On the campaign trail in 2008, Barack Obama promised to work towards ‘the goal of eliminating all nuclear weapons’. While New START did not achieve this goal, it did at least continue the trend started by its predecessors of reducing nuclear weapons from excessively high Cold War levels. The objectives of the treaty were announced by Obama and his Russian counterpart, Dmitry Medvedev, in April 2009, leading to its signing one year later and entry into force in February 2011. The treaty’s main provisions are as follows:
Warheads: each side can have up to 1 550 deployed strategic warheads. Warheads count as deployed if loaded onto a missile that is itself deployed.
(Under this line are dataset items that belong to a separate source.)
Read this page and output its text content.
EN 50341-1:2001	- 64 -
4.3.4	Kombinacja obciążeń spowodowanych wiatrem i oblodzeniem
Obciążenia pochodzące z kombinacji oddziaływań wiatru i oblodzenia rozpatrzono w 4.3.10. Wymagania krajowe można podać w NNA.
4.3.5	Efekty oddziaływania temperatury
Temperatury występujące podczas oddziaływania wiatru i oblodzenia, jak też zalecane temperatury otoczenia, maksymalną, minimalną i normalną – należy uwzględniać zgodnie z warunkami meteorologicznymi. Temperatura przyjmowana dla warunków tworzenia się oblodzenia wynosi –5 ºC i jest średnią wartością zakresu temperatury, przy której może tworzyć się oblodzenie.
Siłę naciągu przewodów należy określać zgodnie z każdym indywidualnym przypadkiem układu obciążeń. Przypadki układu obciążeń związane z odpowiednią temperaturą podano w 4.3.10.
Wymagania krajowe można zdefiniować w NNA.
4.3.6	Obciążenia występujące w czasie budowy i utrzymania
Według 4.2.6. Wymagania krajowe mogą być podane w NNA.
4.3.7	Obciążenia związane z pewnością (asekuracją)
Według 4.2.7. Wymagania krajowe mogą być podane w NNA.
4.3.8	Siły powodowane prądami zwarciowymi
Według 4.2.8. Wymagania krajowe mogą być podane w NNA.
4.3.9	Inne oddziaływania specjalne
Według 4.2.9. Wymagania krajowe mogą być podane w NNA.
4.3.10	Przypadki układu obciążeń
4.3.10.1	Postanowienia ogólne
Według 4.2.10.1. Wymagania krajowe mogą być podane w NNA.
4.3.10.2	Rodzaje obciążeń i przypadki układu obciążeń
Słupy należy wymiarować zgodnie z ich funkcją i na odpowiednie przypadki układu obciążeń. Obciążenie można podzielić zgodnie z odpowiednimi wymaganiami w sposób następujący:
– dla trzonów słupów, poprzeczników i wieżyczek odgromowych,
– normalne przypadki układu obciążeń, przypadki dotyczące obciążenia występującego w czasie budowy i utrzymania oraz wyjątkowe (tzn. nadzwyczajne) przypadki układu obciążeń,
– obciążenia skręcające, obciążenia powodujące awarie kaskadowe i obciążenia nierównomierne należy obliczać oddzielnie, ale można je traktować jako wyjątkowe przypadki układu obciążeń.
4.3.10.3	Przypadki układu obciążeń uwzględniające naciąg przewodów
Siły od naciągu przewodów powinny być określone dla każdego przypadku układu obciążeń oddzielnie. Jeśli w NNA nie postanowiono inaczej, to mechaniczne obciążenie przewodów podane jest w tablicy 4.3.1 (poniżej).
In addition, one deployed warhead is counted for each deployed strategic bomber, regardless of the actual number it carries.
Delivery vehicles: up to a total 700 deployed intercontinental ballistic missiles/submarine-launched ballistic missiles/strategic bombers. Missiles count as deployed if installed in a launcher that is itself deployed. The number of deployed delivery vehicles is much less than the number of deployed warheads, as some missiles carry multiple warheads. Again, each strategic bomber is counted as one. There are no limits on missiles that are not deployed in launchers; however, they may only be stored in restricted locations.
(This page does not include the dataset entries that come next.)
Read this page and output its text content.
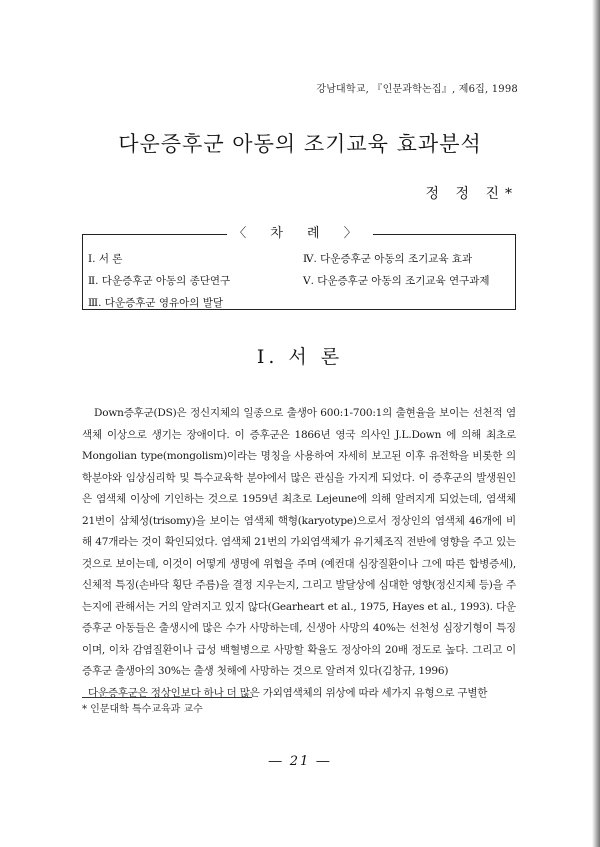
강남대학교, 『인문과학논집』, 제6집, 1998
다운증후군 아동의 조기교육 효과분석
정 정 진*
〈 차 례 〉
Ⅰ. 서 론
Ⅱ. 다운증후군 아동의 종단연구
Ⅲ. 다운증후군 영유아의 발달
Ⅳ. 다운증후군 아동의 조기교육 효과
Ⅴ. 다운증후군 아동의 조기교육 연구과제
Ⅰ. 서 론

Down증후군(DS)은 정신지체의 일종으로 출생아 600:1-700:1의 출현율을 보이는 선천적 염색체 이상으로 생기는 장애이다. 이 증후군은 1866년 영국 의사인 J.L.Down 에 의해 최초로 Mongolian type(mongolism)이라는 명칭을 사용하여 자세히 보고된 이후 유전학을 비롯한 의학분야와 임상심리학 및 특수교육학 분야에서 많은 관심을 가지게 되었다. 이 증후군의 발생원인은 염색체 이상에 기인하는 것으로 1959년 최초로 Lejeune에 의해 알려지게 되었는데, 염색체 21번이 삼체성(trisomy)을 보이는 염색체 핵형(karyotype)으로서 정상인의 염색체 46개에 비해 47개라는 것이 확인되었다. 염색체 21번의 가외염색체가 유기체조직 전반에 영향을 주고 있는 것으로 보이는데, 이것이 어떻게 생명에 위협을 주며 (예컨대 심장질환이나 그에 따른 합병증세), 신체적 특징(손바닥 횡단 주름)을 결정 지우는지, 그리고 발달상에 심대한 영향(정신지체 등)을 주는지에 관해서는 거의 알려지고 있지 않다(Gearheart et al., 1975, Hayes et al., 1993). 다운증후군 아동들은 출생시에 많은 수가 사망하는데, 신생아 사망의 40%는 선천성 심장기형이 특징이며, 이차 감염질환이나 급성 백혈병으로 사망할 확율도 정상아의 20배 정도로 높다. 그리고 이 증후군 출생아의 30%는 출생 첫해에 사망하는 것으로 알려져 있다(김창규, 1996)

다운증후군은 정상인보다 하나 더 많은 가외염색체의 위상에 따라 세가지 유형으로 구별한

* 인문대학 특수교육과 교수
― 21 ―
Launchers: up to 800 deployed and non-deployed launchers plus deployed and non-deployed strategic bombers. A deployed launcher is a launcher containing a missile; a non-deployed launcher contains no missile. Missile silos, mobile missile launchers, and submarine launch tubes each count as one launcher. A single submarine can have multiple launch tubes. Once again, each strategic bomber counts as one launcher.
A limited number of launchers used for testing or training purposes, those undergoing maintenance, as well as formerly operational launchers without missiles count as non-deployed. In that case, they still count towards the total of 800 deployed and non-deployed launchers.